I’m not really familiar with Tuten’s work (I knew vaguely about his Lichtenstein connection)  although after I met him I realized, or rather we realized that we had met before many years ago with Freddy Hughes.  They both read excerpts from their respective books.  Tuten’s by far the more interesting although I am going to read Martin’s first as he has written a fictionalized account of the era I was most connected to the art world.

There was a lively and entertaining discussion after they had both read.  The moderator was really bad.  TERRIBLE.  Thankfully these two men were more than capable of entertaining a huge football stadium with amusing anecdotes and bon mot without the intervention of a  moderator.

After the Q&A we all ate a rather delicious dinner together.

Ed Moses, nice to see him.

Ironically the passage that Steve read from his book was a fictionalized description of Art Collector Eugenio Lopez’s house and dinner party.  Eugenio’s name in the book becomes Flores rather that Lopez.   Details included: Eugenio’s legendary lateness for his own events.  The art.  The meticulous renovation of that amazing house.  Christian, the house boy/assistant who lives with Eugenio, was described as wearing black leather.

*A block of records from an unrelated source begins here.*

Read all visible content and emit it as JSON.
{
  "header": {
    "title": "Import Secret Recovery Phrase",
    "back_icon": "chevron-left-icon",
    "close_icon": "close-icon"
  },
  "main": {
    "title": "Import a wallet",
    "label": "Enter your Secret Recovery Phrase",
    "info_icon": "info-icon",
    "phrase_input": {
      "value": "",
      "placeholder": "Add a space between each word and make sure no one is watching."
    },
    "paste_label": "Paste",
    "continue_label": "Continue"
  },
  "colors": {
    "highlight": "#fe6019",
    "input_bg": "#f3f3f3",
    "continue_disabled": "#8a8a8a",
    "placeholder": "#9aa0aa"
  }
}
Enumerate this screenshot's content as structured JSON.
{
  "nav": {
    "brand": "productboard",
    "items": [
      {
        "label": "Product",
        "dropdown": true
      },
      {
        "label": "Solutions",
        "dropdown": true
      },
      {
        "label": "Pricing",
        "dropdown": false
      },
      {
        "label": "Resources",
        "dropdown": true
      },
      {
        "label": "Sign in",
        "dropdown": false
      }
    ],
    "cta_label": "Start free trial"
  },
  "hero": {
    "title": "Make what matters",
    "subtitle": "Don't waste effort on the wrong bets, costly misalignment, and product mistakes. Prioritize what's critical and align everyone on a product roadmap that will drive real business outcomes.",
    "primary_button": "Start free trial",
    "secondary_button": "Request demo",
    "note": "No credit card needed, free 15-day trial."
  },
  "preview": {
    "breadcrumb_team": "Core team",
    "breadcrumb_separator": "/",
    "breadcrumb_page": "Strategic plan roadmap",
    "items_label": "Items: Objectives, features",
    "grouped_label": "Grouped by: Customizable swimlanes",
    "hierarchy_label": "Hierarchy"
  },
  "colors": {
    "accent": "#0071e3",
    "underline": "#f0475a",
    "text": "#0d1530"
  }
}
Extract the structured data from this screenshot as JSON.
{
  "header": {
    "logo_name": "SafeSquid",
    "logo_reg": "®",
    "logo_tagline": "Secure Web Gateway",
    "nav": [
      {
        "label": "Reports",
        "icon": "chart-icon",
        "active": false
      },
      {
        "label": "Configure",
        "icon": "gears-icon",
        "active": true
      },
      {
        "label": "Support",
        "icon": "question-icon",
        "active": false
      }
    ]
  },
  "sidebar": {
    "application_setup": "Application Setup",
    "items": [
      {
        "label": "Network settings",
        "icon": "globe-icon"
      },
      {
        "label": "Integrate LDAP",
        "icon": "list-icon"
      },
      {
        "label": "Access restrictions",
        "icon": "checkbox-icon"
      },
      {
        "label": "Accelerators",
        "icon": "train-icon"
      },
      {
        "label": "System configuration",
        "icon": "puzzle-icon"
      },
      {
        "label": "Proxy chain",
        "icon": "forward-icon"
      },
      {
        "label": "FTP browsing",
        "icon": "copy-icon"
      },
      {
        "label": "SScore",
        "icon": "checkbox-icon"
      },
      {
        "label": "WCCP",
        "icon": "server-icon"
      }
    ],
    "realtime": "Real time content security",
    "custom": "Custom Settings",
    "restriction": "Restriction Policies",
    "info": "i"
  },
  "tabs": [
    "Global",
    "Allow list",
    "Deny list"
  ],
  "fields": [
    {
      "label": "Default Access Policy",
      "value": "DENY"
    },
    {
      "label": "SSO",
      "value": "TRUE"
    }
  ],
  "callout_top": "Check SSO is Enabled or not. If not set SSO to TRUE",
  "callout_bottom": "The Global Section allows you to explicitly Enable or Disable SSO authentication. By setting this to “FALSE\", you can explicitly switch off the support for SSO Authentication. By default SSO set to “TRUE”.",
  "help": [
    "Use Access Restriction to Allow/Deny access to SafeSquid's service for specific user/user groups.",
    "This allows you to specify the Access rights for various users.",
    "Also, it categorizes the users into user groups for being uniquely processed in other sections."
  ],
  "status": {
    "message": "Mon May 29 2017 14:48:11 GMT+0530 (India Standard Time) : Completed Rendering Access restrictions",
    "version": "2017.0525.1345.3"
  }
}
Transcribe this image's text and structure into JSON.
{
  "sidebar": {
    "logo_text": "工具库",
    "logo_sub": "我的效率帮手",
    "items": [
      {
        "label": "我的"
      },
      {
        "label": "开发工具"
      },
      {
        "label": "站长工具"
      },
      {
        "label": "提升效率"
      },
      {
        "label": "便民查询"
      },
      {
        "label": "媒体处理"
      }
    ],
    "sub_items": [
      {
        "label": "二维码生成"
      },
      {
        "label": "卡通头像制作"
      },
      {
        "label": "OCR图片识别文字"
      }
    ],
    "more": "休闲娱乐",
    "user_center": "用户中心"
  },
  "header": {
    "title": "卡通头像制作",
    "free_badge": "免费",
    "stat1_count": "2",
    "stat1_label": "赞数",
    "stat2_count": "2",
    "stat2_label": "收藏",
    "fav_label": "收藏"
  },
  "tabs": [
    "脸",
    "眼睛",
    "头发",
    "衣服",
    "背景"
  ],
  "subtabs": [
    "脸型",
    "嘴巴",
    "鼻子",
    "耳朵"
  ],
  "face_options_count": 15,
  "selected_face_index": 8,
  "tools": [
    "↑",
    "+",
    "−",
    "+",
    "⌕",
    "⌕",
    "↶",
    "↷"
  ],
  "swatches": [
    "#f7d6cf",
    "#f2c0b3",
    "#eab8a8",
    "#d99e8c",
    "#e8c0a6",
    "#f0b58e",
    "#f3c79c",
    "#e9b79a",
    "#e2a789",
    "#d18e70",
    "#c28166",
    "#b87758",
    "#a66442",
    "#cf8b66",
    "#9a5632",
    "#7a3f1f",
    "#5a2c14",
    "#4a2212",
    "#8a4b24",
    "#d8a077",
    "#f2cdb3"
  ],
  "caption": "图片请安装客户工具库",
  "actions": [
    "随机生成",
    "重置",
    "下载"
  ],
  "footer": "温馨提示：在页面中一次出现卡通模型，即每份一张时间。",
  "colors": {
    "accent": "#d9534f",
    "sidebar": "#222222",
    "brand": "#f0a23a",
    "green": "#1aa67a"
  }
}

“Do you think he’ll appreciate the description of his house?”  Steve asked.

“The house yes, the house boy no..”  I replied.

“Oh..”  Steve’s eyes widened.  “Black leather?”

Saw Bettina Kourek who had organized the event and Jonathon from Lead Apron.  Amongst other saw Kevin West and his new boyfriend a psychologist called Justin.  Very sweet couple.  It was good to see Kevin.  He is the West Coast editor of W.

We arrived home to two very excited pups.  I brought them both a huge plate of Kobi beef that was going to be thrown out after the event.  The little dog was THRILLED.